Conservation of momentum photoelectric effect

[Gavroy]

hi

i was thinking about the photoelectric effect, that we discussed in school:

we said that, when a photon enters, it has an energy and this energy is used for electron binding energy and kinetic energy. so far so good.

but how is it possible, that the electron is emitted in the opposite direction of the incoming photon? this is totally against my understanding of conservation of momentum?

at first, i thought that it might be possible, that the metal layer itself would absorb twice the amount of momentum in the direction of the incoming photon. but this is also impossible, as this would need a huge amount of energy too, so there could not be any emitted electrons with the full kinetic energy.
therefore, my question is: where am i wrong?

 

[ZapperZ]

hi

i was thinking about the photoelectric effect, that we discussed in school:

we said that, when a photon enters, it has an energy and this energy is used for electron binding energy and kinetic energy. so far so good.

but how is it possible, that the electron is emitted in the opposite direction of the incoming photon? this is totally against my understanding of conservation of momentum?

at first, i thought that it might be possible, that the metal layer itself would absorb twice the amount of momentum in the direction of the incoming photon. but this is also impossible, as this would need a huge amount of energy too, so there could not be any emitted electrons with the full kinetic energy.
therefore, my question is: where am i wrong?

It's a very good question, and why photoelectric effect cannot occur on a volume of free electron gas.

What is going on here is that the "free electrons" in the conduction band in a metal still has a weak "potential" that couples it to the material's lattice ions.
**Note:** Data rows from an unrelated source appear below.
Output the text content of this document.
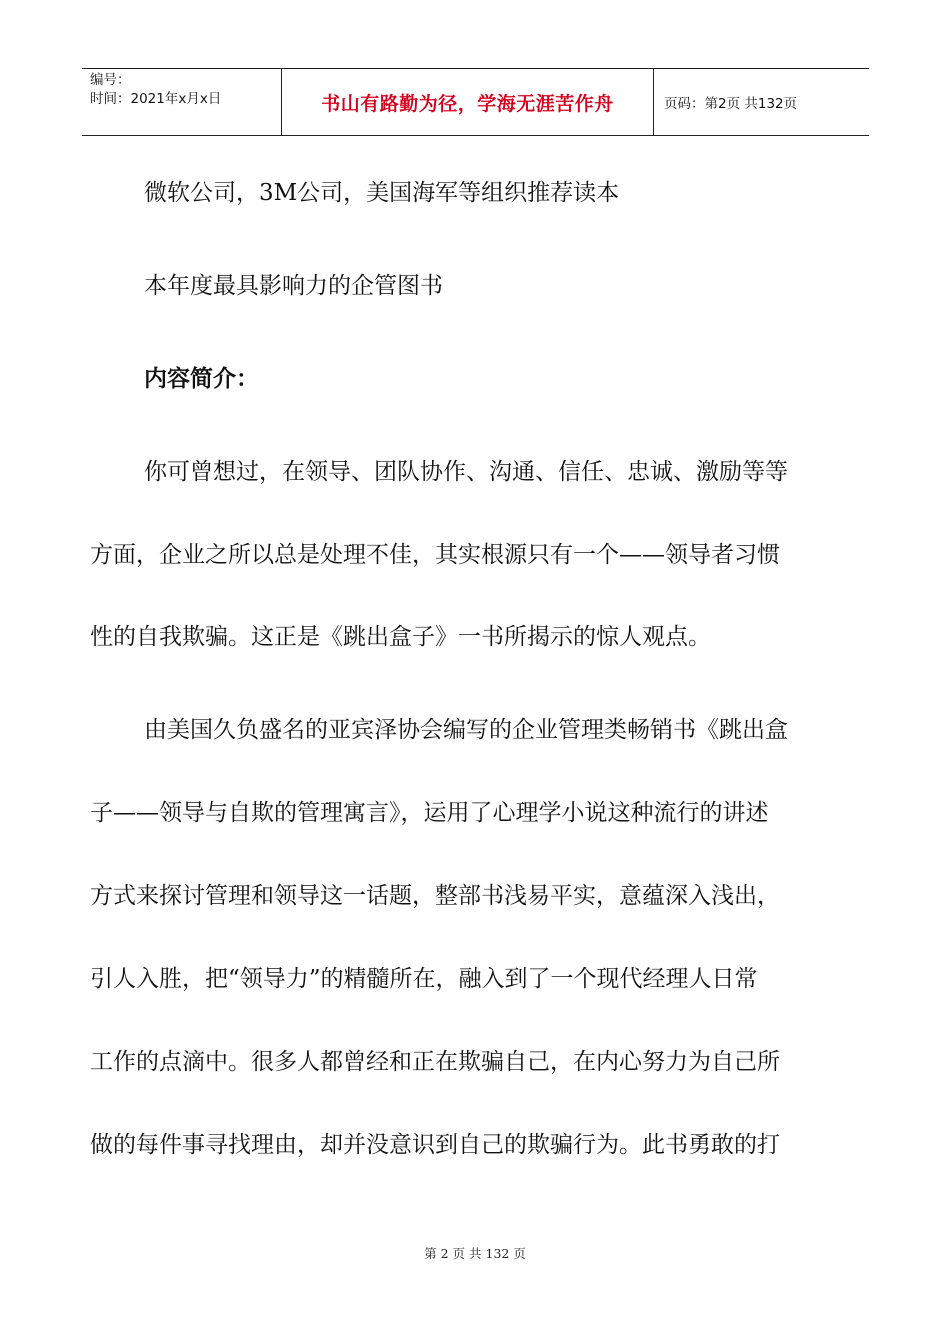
编号：
时间：2021年x月x日	书山有路勤为径，学海无涯苦作舟	页码：第2页 共132页
微软公司，3M公司，美国海军等组织推荐读本
本年度最具影响力的企管图书
内容简介：
你可曾想过，在领导、团队协作、沟通、信任、忠诚、激励等等
方面，企业之所以总是处理不佳，其实根源只有一个——领导者习惯
性的自我欺骗。这正是《跳出盒子》一书所揭示的惊人观点。
由美国久负盛名的亚宾泽协会编写的企业管理类畅销书《跳出盒
子——领导与自欺的管理寓言》，运用了心理学小说这种流行的讲述
方式来探讨管理和领导这一话题，整部书浅易平实，意蕴深入浅出，
引人入胜，把“领导力”的精髓所在，融入到了一个现代经理人日常
工作的点滴中。很多人都曾经和正在欺骗自己，在内心努力为自己所
做的每件事寻找理由，却并没意识到自己的欺骗行为。此书勇敢的打
第 2 页 共 132 页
So while they can hop, skip, and jump between these ions, they still "see" these ions as a serious of weak, periodic potential.
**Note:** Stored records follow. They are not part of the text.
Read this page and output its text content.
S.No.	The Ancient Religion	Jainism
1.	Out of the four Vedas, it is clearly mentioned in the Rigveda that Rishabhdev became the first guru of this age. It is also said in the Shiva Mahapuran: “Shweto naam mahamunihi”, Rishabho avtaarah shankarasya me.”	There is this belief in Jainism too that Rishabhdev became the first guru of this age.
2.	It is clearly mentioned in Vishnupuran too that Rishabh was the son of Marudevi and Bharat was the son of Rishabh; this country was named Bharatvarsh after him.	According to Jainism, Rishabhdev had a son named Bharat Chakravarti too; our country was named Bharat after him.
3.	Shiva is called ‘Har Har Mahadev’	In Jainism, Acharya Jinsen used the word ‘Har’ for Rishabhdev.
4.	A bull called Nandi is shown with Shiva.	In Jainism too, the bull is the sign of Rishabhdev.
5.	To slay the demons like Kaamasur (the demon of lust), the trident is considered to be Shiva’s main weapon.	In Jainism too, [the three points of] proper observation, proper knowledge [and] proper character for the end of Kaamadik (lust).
Consequently, these lattice can act to take up the recoil momentum when the electrons are emitted from the solid. Since the lattice ions are prohibitively massive when compared to the electrons, you don't see much of an effect on them (very much like throwing a ball at a wall). But that's enough to save the conservation of momentum.

Zz.

 

[edpell]

Likewise on the absorption side the massive lattice takes up the incoming momentum not the electron.

 

[Gavroy]

but does this not mean, that not all the energy is used to bring up the kinetic energy of the electron and the binding energy? i mean, if some amount is used to transport momentum to the metal layer, it might be possible to measure a different maximum kinetic energy if you do this experiment by using a different angle of incidence?

 

[ZapperZ]

but does this not mean, that not all the energy is used to bring up the kinetic energy of the electron and the binding energy? i mean, if some amount is used to transport momentum to the metal layer, it might be possible to measure a different maximum kinetic energy if you do this experiment by using a different angle of incidence?
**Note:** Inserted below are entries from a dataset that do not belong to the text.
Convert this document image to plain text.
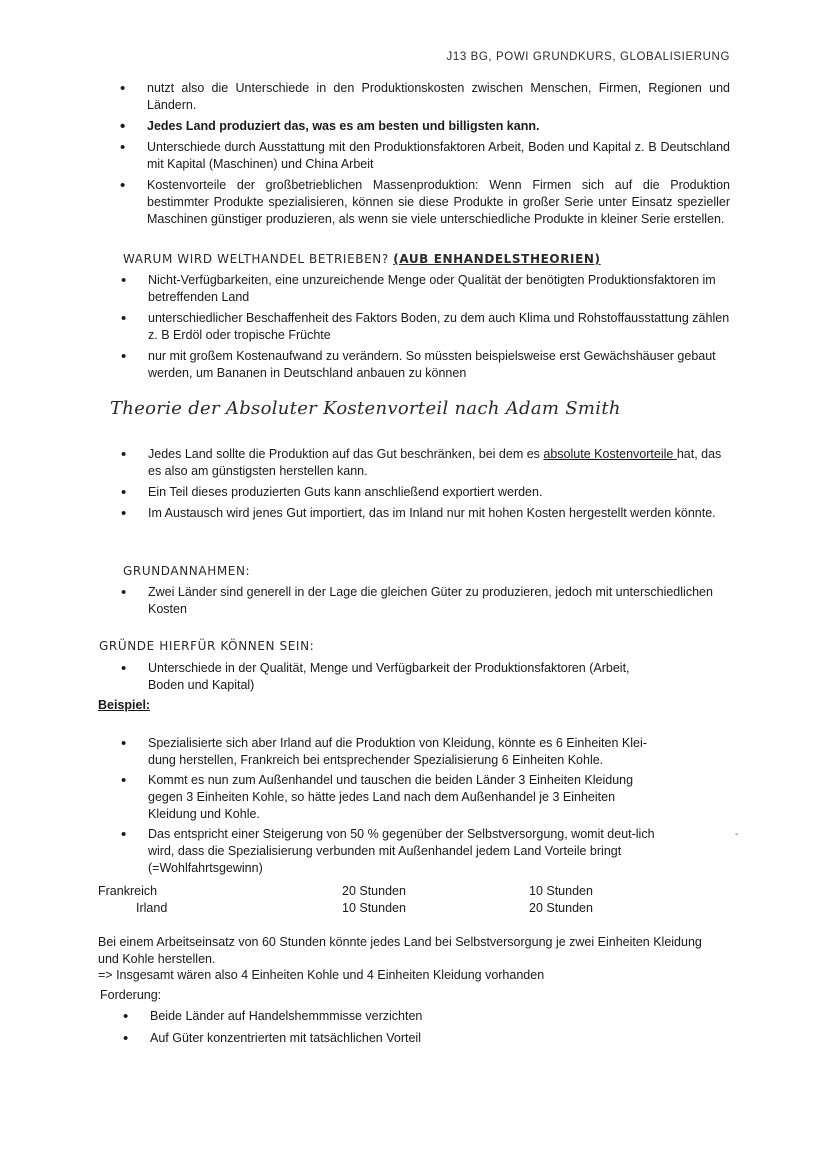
J13 BG, POWI GRUNDKURS, GLOBALISIERUNG
• nutzt also die Unterschiede in den Produktionskosten zwischen Menschen, Firmen, Regionen und Ländern.
• Jedes Land produziert das, was es am besten und billigsten kann.
• Unterschiede durch Ausstattung mit den Produktionsfaktoren Arbeit, Boden und Kapital z. B Deutschland mit Kapital (Maschinen) und China Arbeit
• Kostenvorteile der großbetrieblichen Massenproduktion: Wenn Firmen sich auf die Produktion bestimmter Produkte spezialisieren, können sie diese Produkte in großer Serie unter Einsatz spezieller Maschinen günstiger produzieren, als wenn sie viele unterschiedliche Produkte in kleiner Serie erstellen.
WARUM WIRD WELTHANDEL BETRIEBEN? (AUB ENHANDELSTHEORIEN)
• Nicht-Verfügbarkeiten, eine unzureichende Menge oder Qualität der benötigten Produktionsfaktoren im betreffenden Land
• unterschiedlicher Beschaffenheit des Faktors Boden, zu dem auch Klima und Rohstoffausstattung zählen z. B Erdöl oder tropische Früchte
• nur mit großem Kostenaufwand zu verändern. So müssten beispielsweise erst Gewächshäuser gebaut werden, um Bananen in Deutschland anbauen zu können
Theorie der Absoluter Kostenvorteil nach Adam Smith
• Jedes Land sollte die Produktion auf das Gut beschränken, bei dem es absolute Kostenvorteile hat, das es also am günstigsten herstellen kann.
• Ein Teil dieses produzierten Guts kann anschließend exportiert werden.
• Im Austausch wird jenes Gut importiert, das im Inland nur mit hohen Kosten hergestellt werden könnte.
GRUNDANNAHMEN:
• Zwei Länder sind generell in der Lage die gleichen Güter zu produzieren, jedoch mit unterschiedlichen Kosten
GRÜNDE HIERFÜR KÖNNEN SEIN:
• Unterschiede in der Qualität, Menge und Verfügbarkeit der Produktionsfaktoren (Arbeit, Boden und Kapital)
Beispiel:
• Spezialisierte sich aber Irland auf die Produktion von Kleidung, könnte es 6 Einheiten Klei-dung herstellen, Frankreich bei entsprechender Spezialisierung 6 Einheiten Kohle.
• Kommt es nun zum Außenhandel und tauschen die beiden Länder 3 Einheiten Kleidung gegen 3 Einheiten Kohle, so hätte jedes Land nach dem Außenhandel je 3 Einheiten Kleidung und Kohle.
• Das entspricht einer Steigerung von 50 % gegenüber der Selbstversorgung, womit deut-lich wird, dass die Spezialisierung verbunden mit Außenhandel jedem Land Vorteile bringt (=Wohlfahrtsgewinn)
-
Frankreich	20 Stunden	10 Stunden
Irland	10 Stunden	20 Stunden
Bei einem Arbeitseinsatz von 60 Stunden könnte jedes Land bei Selbstversorgung je zwei Einheiten Kleidung und Kohle herstellen.
=> Insgesamt wären also 4 Einheiten Kohle und 4 Einheiten Kleidung vorhanden
Forderung:
• Beide Länder auf Handelshemmmisse verzichten
• Auf Güter konzentrierten mit tatsächlichen Vorteil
The energy that is taken up by the lattice is part (a rather small part, I might add) of the "work function" that has to be overcome.

Zz.

 

[Gavroy]

okay, but is it true, that the absorbed momentum of the metal is:

p=h/λ+mv

where lambda is the wavelength of the photon and v the velocity of the electron?

 

[ZapperZ]

okay, but is it true, that the absorbed momentum of the metal is:

p=h/λ+mv

where lambda is the wavelength of the photon and v the velocity of the electron?

But you can do your own calculation, because it is "trivial". It is the momentum of the emitted electron plus the miniscule momentum of the original incoming photon.

Now, I said "trivial" because we are talking about the simple photoelectric effect. In reality, the detailed momentum depends on the band structure of the material. This is because the in-plane momentum (momentum parallel to the surface of the material) is conserved with respect to the original momentum of the electron in the material, but out-of-plane momentum isn't, due to the recoil lattice. So it isn't as simple as what we have discussed here, but it should be sufficient to settle your question.

Zz.